I’m all for goals and self-improvement, but why do we insist on punishing ourselves? Time to ‘ditch’ and ‘switch’ those New Year vows, says Abi Jackson
So another year is done. You could roll out that cliched list of New Year resolutions once again - but will it really make you happy?
How about trying a different approach, and, instead of dwelling on your so-called flaws and failures and the punishing regimes and denials you’ll need to enforce to ‘fix’ them, opting to reward yourself a little bit more instead?
Here are three negative New Year cliches to ditch, and some more uplifting (and, quite possibly, more likely to work) alternatives to switch to...
DITCH: ‘I’m fat - I must lose weight’
SWITCH: ‘I will cherish my body and treat it with the TLC it deserves’
Here’s the thing, wanting to maintain a healthy weight is a good idea, and it is important that you’re happy with your body - but that is not the same thing as feeling pressure to be ‘perfect’.
First, you have to learn to accept yourself, and to believe that you deserve to look after and love yourself. No, that doesn’t always come easy.
But, stepping away from negative patterns - the self scrutiny and punishment/the destructive or emotional eating patterns - will help.

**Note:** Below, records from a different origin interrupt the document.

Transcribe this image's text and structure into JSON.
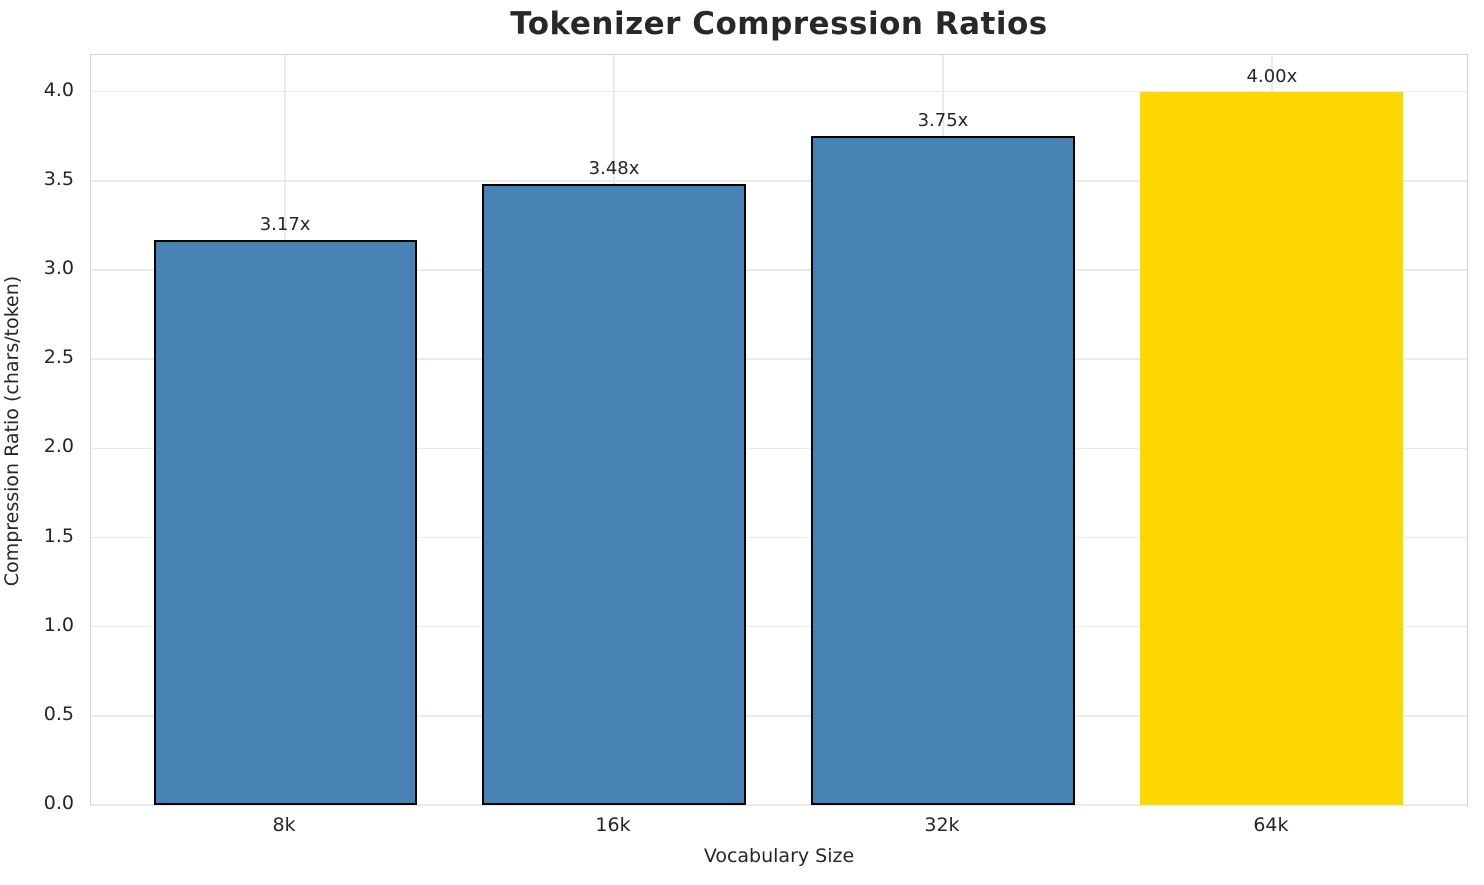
{
  "chart_data": {
    "type": "bar",
    "title": "Tokenizer Compression Ratios",
    "xlabel": "Vocabulary Size",
    "ylabel": "Compression Ratio (chars/token)",
    "categories": [
      "8k",
      "16k",
      "32k",
      "64k"
    ],
    "values": [
      3.17,
      3.48,
      3.75,
      4.0
    ],
    "bar_labels": [
      "3.17x",
      "3.48x",
      "3.75x",
      "4.00x"
    ],
    "highlight_index": 3,
    "ylim": [
      0,
      4.2
    ],
    "xlim": [
      -0.59,
      3.59
    ],
    "bar_width_units": 0.8,
    "yticks": [
      0.0,
      0.5,
      1.0,
      1.5,
      2.0,
      2.5,
      3.0,
      3.5,
      4.0
    ],
    "ytick_labels": [
      "0.0",
      "0.5",
      "1.0",
      "1.5",
      "2.0",
      "2.5",
      "3.0",
      "3.5",
      "4.0"
    ],
    "grid": true,
    "legend": null,
    "colors": {
      "bar": "#4682B4",
      "highlight": "#FFD700",
      "bar_edge": "#000000",
      "grid": "#ebebeb",
      "spine": "#d5d5d5",
      "text": "#262626",
      "title": "#282828"
    }
  }
}
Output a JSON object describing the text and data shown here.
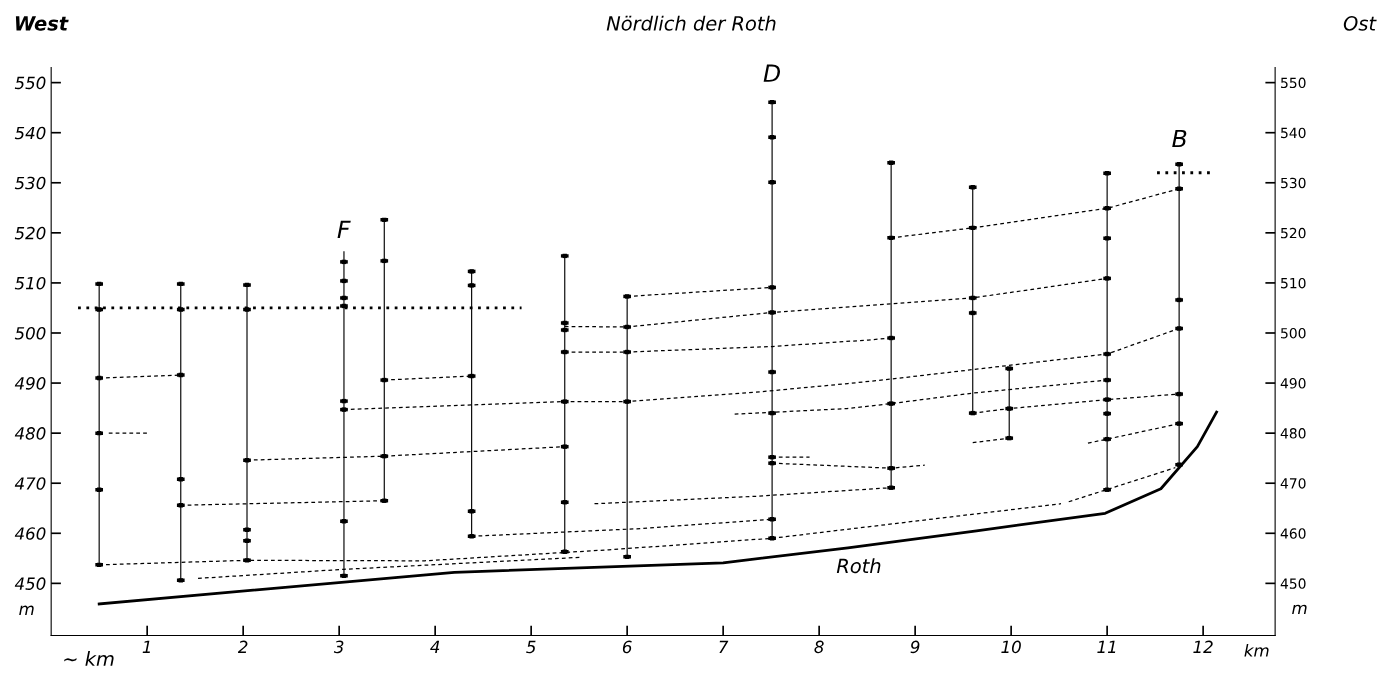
{
  "chart_data": {
    "type": "line",
    "title": "Nördlich der Roth",
    "annotations": [
      "West",
      "Ost",
      "~ km",
      "F",
      "D",
      "B",
      "Roth"
    ],
    "xlabel": "km",
    "ylabel": "m",
    "y2label": "m",
    "xlim": [
      0,
      12.75
    ],
    "xticks": [
      1,
      2,
      3,
      4,
      5,
      6,
      7,
      8,
      9,
      10,
      11,
      12
    ],
    "ylim": [
      439.6,
      553
    ],
    "yticks": [
      450,
      460,
      470,
      480,
      490,
      500,
      510,
      520,
      530,
      540,
      550
    ],
    "y2lim": [
      439.6,
      553
    ],
    "y2ticks": [
      450,
      460,
      470,
      480,
      490,
      500,
      510,
      520,
      530,
      540,
      550
    ],
    "grid": false,
    "series": [
      {
        "type": "bar",
        "color": "#000000",
        "x": [
          0.5,
          1.35,
          2.04,
          3.05,
          3.47,
          4.38,
          5.35,
          6.0,
          7.51,
          8.75,
          9.6,
          9.98,
          11.0,
          11.75
        ],
        "base": [
          453.7,
          450.6,
          454.6,
          451.5,
          466.5,
          459.4,
          456.3,
          455.3,
          459.0,
          469.1,
          484.0,
          479.0,
          468.7,
          473.7
        ],
        "values": [
          56.1,
          59.2,
          55.0,
          64.8,
          56.1,
          52.9,
          59.1,
          52.0,
          87.1,
          64.9,
          45.1,
          13.9,
          63.2,
          60.0
        ]
      },
      {
        "type": "scatter",
        "marker": "square",
        "color": "#000000",
        "xerrors": [
          0.04,
          0.04,
          0.04,
          0.04,
          0.04,
          0.04,
          0.04,
          0.04,
          0.04,
          0.04,
          0.04,
          0.04,
          0.04,
          0.04,
          0.04,
          0.04,
          0.04,
          0.04,
          0.04,
          0.04,
          0.04,
          0.04,
          0.04,
          0.04,
          0.04,
          0.04,
          0.04,
          0.04,
          0.04,
          0.04,
          0.04,
          0.04,
          0.04,
          0.04,
          0.04,
          0.04,
          0.04,
          0.04,
          0.04,
          0.04,
          0.04,
          0.04,
          0.04,
          0.04,
          0.04,
          0.04,
          0.04,
          0.04,
          0.04,
          0.04,
          0.04,
          0.04,
          0.04,
          0.04,
          0.04,
          0.04,
          0.04,
          0.04,
          0.04,
          0.04,
          0.04,
          0.04,
          0.04,
          0.04,
          0.04,
          0.04,
          0.04,
          0.04,
          0.04,
          0.04,
          0.04,
          0.04,
          0.04,
          0.04,
          0.04,
          0.04,
          0.04,
          0.04,
          0.04,
          0.04,
          0.04,
          0.04,
          0.04,
          0.04,
          0.04,
          0.04,
          0.04,
          0.04,
          0.04,
          0.04,
          0.04
        ],
        "x": [
          0.5,
          0.5,
          0.5,
          0.5,
          0.5,
          0.5,
          1.35,
          1.35,
          1.35,
          1.35,
          1.35,
          1.35,
          2.04,
          2.04,
          2.04,
          2.04,
          2.04,
          2.04,
          3.05,
          3.05,
          3.05,
          3.05,
          3.05,
          3.05,
          3.05,
          3.05,
          3.47,
          3.47,
          3.47,
          3.47,
          3.47,
          4.38,
          4.38,
          4.38,
          4.38,
          4.38,
          5.35,
          5.35,
          5.35,
          5.35,
          5.35,
          5.35,
          5.35,
          5.35,
          6.0,
          6.0,
          6.0,
          6.0,
          6.0,
          7.51,
          7.51,
          7.51,
          7.51,
          7.51,
          7.51,
          7.51,
          7.51,
          7.51,
          7.51,
          7.51,
          8.75,
          8.75,
          8.75,
          8.75,
          8.75,
          8.75,
          9.6,
          9.6,
          9.6,
          9.6,
          9.6,
          9.98,
          9.98,
          9.98,
          11.0,
          11.0,
          11.0,
          11.0,
          11.0,
          11.0,
          11.0,
          11.0,
          11.0,
          11.0,
          11.75,
          11.75,
          11.75,
          11.75,
          11.75,
          11.75,
          11.75
        ],
        "values": [
          509.8,
          504.7,
          491.0,
          480.0,
          468.7,
          453.7,
          509.8,
          504.7,
          491.6,
          470.8,
          465.6,
          450.6,
          509.6,
          504.7,
          474.6,
          460.7,
          458.5,
          454.6,
          514.2,
          510.4,
          507.0,
          505.4,
          486.4,
          484.7,
          462.4,
          451.5,
          522.6,
          514.4,
          490.6,
          475.4,
          466.5,
          512.3,
          509.5,
          491.4,
          464.4,
          459.4,
          515.4,
          502.0,
          500.6,
          496.2,
          486.3,
          477.3,
          466.2,
          456.3,
          507.3,
          501.2,
          496.2,
          486.3,
          455.3,
          546.1,
          539.1,
          530.1,
          509.1,
          504.1,
          492.2,
          484.0,
          475.2,
          474.0,
          462.8,
          459.0,
          534.0,
          519.0,
          499.0,
          485.9,
          473.0,
          469.1,
          529.1,
          521.0,
          507.0,
          504.0,
          484.0,
          492.9,
          484.9,
          479.0,
          531.9,
          524.9,
          518.9,
          510.9,
          495.8,
          490.6,
          486.7,
          483.9,
          478.8,
          468.7,
          533.7,
          528.8,
          506.6,
          500.9,
          487.8,
          481.9,
          473.7
        ]
      },
      {
        "color": "#000000",
        "line_style": "solid",
        "x": [
          0.5,
          4.2,
          7.0,
          8.3,
          9.64,
          10.98,
          11.56,
          11.94,
          12.14
        ],
        "values": [
          445.9,
          452.2,
          454.1,
          457.1,
          460.5,
          464.0,
          468.9,
          477.3,
          484.2
        ]
      },
      {
        "color": "#000000",
        "line_style": "dotted",
        "x": [
          0.28,
          4.9
        ],
        "values": [
          505,
          505
        ]
      },
      {
        "color": "#000000",
        "line_style": "dotted",
        "x": [
          11.52,
          12.07
        ],
        "values": [
          532,
          532
        ]
      },
      {
        "color": "#000000",
        "line_style": "dashed",
        "x": [
          0.5,
          1.35
        ],
        "values": [
          491.0,
          491.6
        ]
      },
      {
        "color": "#000000",
        "line_style": "dashed",
        "x": [
          0.6,
          1.0
        ],
        "values": [
          480,
          480
        ]
      },
      {
        "color": "#000000",
        "line_style": "dashed",
        "x": [
          0.5,
          2.04,
          3.89,
          5.81,
          7.51,
          8.51,
          10.52
        ],
        "values": [
          453.7,
          454.6,
          454.5,
          456.7,
          459.0,
          461.3,
          465.9
        ]
      },
      {
        "color": "#000000",
        "line_style": "dashed",
        "x": [
          10.6,
          11.71
        ],
        "values": [
          466.3,
          473.1
        ]
      },
      {
        "color": "#000000",
        "line_style": "dashed",
        "x": [
          1.53,
          3.05,
          5.51
        ],
        "values": [
          451.0,
          452.8,
          455.2
        ]
      },
      {
        "color": "#000000",
        "line_style": "dashed",
        "x": [
          1.35,
          3.47
        ],
        "values": [
          465.6,
          466.5
        ]
      },
      {
        "color": "#000000",
        "line_style": "dashed",
        "x": [
          2.04,
          3.47,
          5.35
        ],
        "values": [
          474.6,
          475.4,
          477.3
        ]
      },
      {
        "color": "#000000",
        "line_style": "dashed",
        "x": [
          3.47,
          4.38
        ],
        "values": [
          490.6,
          491.4
        ]
      },
      {
        "color": "#000000",
        "line_style": "dashed",
        "x": [
          3.05,
          3.47,
          5.35,
          6.0,
          7.41,
          8.3,
          8.75,
          11.0,
          11.75
        ],
        "values": [
          484.7,
          485.0,
          486.3,
          486.3,
          488.3,
          489.9,
          490.8,
          495.8,
          500.9
        ]
      },
      {
        "color": "#000000",
        "line_style": "dashed",
        "x": [
          5.66,
          7.35,
          8.75
        ],
        "values": [
          465.9,
          467.4,
          469.1
        ]
      },
      {
        "color": "#000000",
        "line_style": "dashed",
        "x": [
          4.38,
          6.1,
          7.51
        ],
        "values": [
          459.4,
          460.9,
          462.8
        ]
      },
      {
        "color": "#000000",
        "line_style": "dashed",
        "x": [
          7.51,
          8.75,
          9.1
        ],
        "values": [
          474.0,
          473.0,
          473.6
        ]
      },
      {
        "color": "#000000",
        "line_style": "dashed",
        "x": [
          7.58,
          7.9
        ],
        "values": [
          475.2,
          475.2
        ]
      },
      {
        "color": "#000000",
        "line_style": "dashed",
        "x": [
          7.12,
          8.29,
          8.75,
          9.6,
          10.52,
          11.0
        ],
        "values": [
          483.8,
          484.9,
          485.9,
          488.0,
          489.7,
          490.6
        ]
      },
      {
        "color": "#000000",
        "line_style": "dashed",
        "x": [
          9.6,
          9.98,
          11.0,
          11.75
        ],
        "values": [
          484.0,
          484.9,
          486.7,
          487.8
        ]
      },
      {
        "color": "#000000",
        "line_style": "dashed",
        "x": [
          9.6,
          9.98
        ],
        "values": [
          478.1,
          479.0
        ]
      },
      {
        "color": "#000000",
        "line_style": "dashed",
        "x": [
          10.8,
          11.0,
          11.75
        ],
        "values": [
          478.0,
          478.8,
          481.9
        ]
      },
      {
        "color": "#000000",
        "line_style": "dashed",
        "x": [
          5.35,
          6.0,
          7.51,
          9.6,
          11.0
        ],
        "values": [
          501.3,
          501.2,
          504.1,
          507.0,
          510.9
        ]
      },
      {
        "color": "#000000",
        "line_style": "dashed",
        "x": [
          6.0,
          7.51
        ],
        "values": [
          507.3,
          509.1
        ]
      },
      {
        "color": "#000000",
        "line_style": "dashed",
        "x": [
          8.75,
          9.6,
          11.0,
          11.75
        ],
        "values": [
          519.0,
          521.0,
          524.9,
          528.8
        ]
      },
      {
        "color": "#000000",
        "line_style": "dashed",
        "x": [
          5.35,
          6.0,
          7.51,
          8.51,
          8.75
        ],
        "values": [
          496.2,
          496.2,
          497.3,
          498.6,
          499.0
        ]
      }
    ]
  }
}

Stop focussing on why you don’t think your body is good enough, and instead start treating it well, by eating things that are good for you, cherishing your sleep, indulging in a skincare and pampering regime that makes you feel good, and exercising for the simple reason that it’s good for you and makes you feel good.
You deserve these things. And do you know what? Over time, confidence will grow.
Your body will amaze you in ways you perhaps never dreamt possible, you’ll realise there is far more to you and to life than the size of your jeans, and your weight will balance out in a healthy, sustainable way.
DITCH: ‘I must get a better job/buy a house’
SWITCH: ‘I will take more moments to feel grateful’
There is nothing wrong with wanting a ‘better’ job or to get on the property ladder, of course - this isn’t really about that.
It’s about that pesky trap of getting hung up on things we think we ‘should’ be doing or achieving - perhaps because society engineers us to feel that way, or perhaps because it’s easier to cling onto a readymade marker of success/happiness, one that’s external to us and possibly seems out of our control, instead of taking a step back to think about what we genuinely need and want, and having the courage to pursue that.
Maybe that six-figure salary will never be for you.
Maybe, for the next two decades or so the property ladder is simply out of reach (or whatever metaphor applies).
You’re still allowed to be happy and proud of your successes - if you let yourself, and if you choose to broaden your definition of success.
It’s a choice we can make, and getting into the habit of feeling grateful for the good things in our lives (especially those little everyday things so easily taken for granted) is a great place to start.
Gratitude teaches us about who we really are and where we get our kicks, helps us keep a sense of perspective and builds us a ‘happiness armoury’ that’s so much easier to maintain than hanging all of our self-worth on life’s biggies, like salaries and mortgages.
DITCH: ‘I must go to the gym at least three times a week (even though I hate it)’
SWITCH: ‘I’m going to find something I love doing - and do it because I love it’
Hands up if you’ve ever made the pledge: I will start going to the gym... once I’ve lost some weight.
Or how about this one: I’ll take up cycling - once I’ve got fit. You KNOW that your weight loss and fitness efforts stand a much bigger chance if you actually get up and do the exercise, but you’re intimidated.
You’re not sure you can do it, and you’re embarrassed to be seen trying (plus, it’ll be really hard work, right?).
I can’t remember the number of times I’ve felt like a total imposter in a new exercise class/the pool/amid a sea of Lycra-clad ‘proper’ cyclists.
The thing is, I’ve discovered something life-changing... Once you fall in love with being active, none of that really matters. Screw everyone else and screw those insecurities - this is about you, your endorphin high and you getting up and doing something simply for the joy of it.
If you haven’t found ‘the one’, keep looking - exercise is about so much more than ticking boxes at the gym.